Harapan kami, semoga karya ilmiah yang sederhana ini, dapat memberi kesadaran tersendiri bagi generasi muda bahwa kita juga dapat memahami dan mengetahui apa pengertian dari kewarganegaraan, serta memberi pengetahuan tentang hak dan kewajiban sebagai warga negara.

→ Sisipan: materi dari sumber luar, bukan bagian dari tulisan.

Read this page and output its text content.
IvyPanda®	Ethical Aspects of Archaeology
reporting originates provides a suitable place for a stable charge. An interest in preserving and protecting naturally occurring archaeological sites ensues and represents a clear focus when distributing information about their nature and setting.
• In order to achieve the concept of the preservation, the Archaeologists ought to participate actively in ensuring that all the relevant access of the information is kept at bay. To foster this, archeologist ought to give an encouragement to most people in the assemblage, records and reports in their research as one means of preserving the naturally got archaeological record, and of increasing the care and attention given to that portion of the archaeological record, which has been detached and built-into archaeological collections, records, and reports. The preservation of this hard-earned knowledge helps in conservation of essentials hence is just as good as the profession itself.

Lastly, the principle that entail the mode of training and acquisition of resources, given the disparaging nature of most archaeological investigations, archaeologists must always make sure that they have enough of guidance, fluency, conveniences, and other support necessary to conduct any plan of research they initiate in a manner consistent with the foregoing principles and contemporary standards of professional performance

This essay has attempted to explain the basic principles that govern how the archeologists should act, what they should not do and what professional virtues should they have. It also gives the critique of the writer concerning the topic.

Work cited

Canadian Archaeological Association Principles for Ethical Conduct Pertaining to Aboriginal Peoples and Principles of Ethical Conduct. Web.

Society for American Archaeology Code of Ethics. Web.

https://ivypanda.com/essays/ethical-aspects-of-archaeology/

       Jakarta, September 2012



Penyusun


Daftar Isi

Kata Pengantar………………………………………………………………………ii
Daftar Isi…………………………………………………………………………….iii
Bab 1              Pendahuluan………………………………………………………..1
1.1  Latar Belakang…………………………………………………..1
1.2  Rumusan Masalah……………………………………………….2
1.3  Tujuan Penelitian…………………………………………..........2
1.4  Manfaat Penelitian……………………………………………….2
1.5  Metode Penulisan………………………………………………...2

Bab 2              Pembahasan…………………………………………………………3
2.1  Kewargaranegaraan………………………………………………3
2.1.1        Pengertian Kewargaranegaraan
2.1.2        Warga Negara Indonesia
2.2  Kedudukan Warga Negara di Negara Indonesia……………..….6
2.2.1        Persamaan Kedudukan Warga Negara
2.2.2    Persamaan Kedudukan Warga Negara Tanpa Membeda-bedakan Ras, Agama, Gender, Golongan, Budaya dan Suku

Bab 3              Penutup……………………………………………………………12
1.      Kesimpulan………………………………………………….….12
2.      Saran……………………………………………………………13


Daftar Pustaka……………………………………………………………………15





BAB I
PENDAHULUAN

1.1        Latar Belakang

         Sebagai warga Negara dan masyarakat, setiap manusia Indonesia mempunyai kedudukan, hak dan kewajiban yang sama, Yang pokok adalah bahwa setiap orang haruslah terjamin haknya untuk mendapatkan status kewarganegaraan, sehingga terhindar dari kemungkinan menjadi ‘stateless’ atau tidak berkewarganegaraan. Tetapi pada saat yang bersamaan, setiap negara tidak boleh membiarkan seseorang memilki dua status kewarganegaraan sekaligus. Itulah sebabnya diperlukan perjanjian kewarganegaraan antara negara-negara modern untuk menghindari status dwi-kewarganegaraan tersebut. Oleh karena itu, di samping pengaturan kewarganegaraan berdasarkan kelahiran dan melalui proses pewarganegaraan (naturalisasi) tersebut, juga diperlukan mekanisme lain yang lebih sederhana, yaitu melalui registrasi biasa.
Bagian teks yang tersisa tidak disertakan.